Title VII of the federal Civil Rights Act prohibits employment discrimination based on a person's sex. When office romances sour, scorned lovers often use this law to allege that their former lover was a sexual harasser.
A landmark 1998 Supreme Court ruling (Faragher v. Boca Raton) said that employers are responsible for the actions of their supervisors. That ruling said employers, to be able to put forth a defense in harassment cases, must establish a sexual harassment policy and complaint procedures. The policy must include a provision allowing harassed employees to bypass their immediate supervisor when reporting harassment.
A 2004 Supreme Court decision (Pennsylvania State Police v. Suders) says harassed employees can quit before filing charges internally if they believe working conditions are too difficult to continue. The legal term for such a situation is "constructive discharge." The Suders case illustrates that employers must be alert to sexual harassment and investigate any complaints, even if the alleged victim quits.
More employees these days say they've been involved in office romances. In fact, 58 percent of people responding to a Vault.com survey last year said they've been involved in a workplace romance. That's up from 46 percent in 2003. Also, 14 percent of respondents said they've dated a boss, and 19 percent said they've dated a subordinate.
Employers also have some educating to do on their policies. A remarkable number of respondents to the Vault.com survey (44 percent) said they didn't even know if their organizations had a policy on office romance. (17 percent said "Yes," while 39 percent said "No.")
Sexual harassment law continues to be shaped by new court interpretations. Some recent decisions show how complicated the issue has become:
- A California court ruled that employees can sue if they're treated worse because they aren't reaping the advantages of the boss's special attention. (Miller v. Department of Corrections)
- A federal court expanded employer liability (as defined in the Faragher case) by ruling that employers can be sued for sexual harassment carried out by independent contractors. (Dunn v. Washington County Hospital and Coy)

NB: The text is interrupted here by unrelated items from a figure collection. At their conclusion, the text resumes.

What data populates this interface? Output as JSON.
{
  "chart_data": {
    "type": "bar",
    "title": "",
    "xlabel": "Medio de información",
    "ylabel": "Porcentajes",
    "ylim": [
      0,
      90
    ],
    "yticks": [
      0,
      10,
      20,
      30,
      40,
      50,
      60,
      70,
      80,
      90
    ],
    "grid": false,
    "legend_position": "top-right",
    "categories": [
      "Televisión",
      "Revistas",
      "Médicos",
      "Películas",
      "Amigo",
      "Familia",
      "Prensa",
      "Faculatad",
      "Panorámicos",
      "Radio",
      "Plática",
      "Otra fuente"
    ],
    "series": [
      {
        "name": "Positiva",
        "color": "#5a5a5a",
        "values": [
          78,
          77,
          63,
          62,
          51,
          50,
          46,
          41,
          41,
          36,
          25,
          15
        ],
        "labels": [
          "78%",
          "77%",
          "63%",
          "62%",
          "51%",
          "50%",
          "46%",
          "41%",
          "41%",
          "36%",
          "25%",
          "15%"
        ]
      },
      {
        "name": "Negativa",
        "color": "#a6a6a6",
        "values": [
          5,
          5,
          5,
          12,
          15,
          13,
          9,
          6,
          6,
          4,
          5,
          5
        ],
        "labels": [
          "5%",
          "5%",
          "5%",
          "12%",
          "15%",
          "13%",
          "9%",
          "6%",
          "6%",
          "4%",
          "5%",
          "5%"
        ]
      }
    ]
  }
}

- Lawsuits for same-gender sexual harassment have been on the rise ever since the Supreme Court ruled in Oncale v. Sundowner (523 U.S. 75, 1998) that employees can sue for male-on-male sexual harassment.
How to comply
Based on all these legal risks, should your organization forbid office romances as a way of preventing sexual harassment charges? You can legally do so, but it probably isn't the wisest move.
A "no romance" policy could be nearly impossible to enforce and affect employees who are already involved in relationships with co-workers.
Instead, employers must look at the larger picture. Relation-based favoritism and discrimination are the real culprits here. When employees supervise or evaluate "significant others," they lack (or are perceived to lack) sufficient objectivity to perform the job fairly. As a result, other employees may feel they're being discriminated against.
While this scenario may be troublesome, it's not necessarily illegal. Unless discrimination is actually occurring and is due to the victim's membership in a protected class (gender, race, disability status, religion, ethnic heritage or national origin), it most likely violates no law.
The best course is to try to manage office romance, not ban it. Three tips:
1. Establish a policy that bans relationships between supervisors and their subordinates. Or, at the very least, require supervisors to notify you if they become involved in such "power-differentiated" relationships. (This may require one employee being moved to work for another supervisor.)
2. Set behavior guidelines. Your policy should require professional behavior at all times. One recent case showed that public displays of affection could help produce a hostile-environment claim.
3. Look into complaints about interoffice romance. Tell the cubicle cupids that their behavior makes others uncomfortable. Remind them of the policy and explain that if the relationship interferes with work, one party may be transferred or dismissed.
The cardinal rule in all policy making and discipline is to treat everyone equally and according to the policy.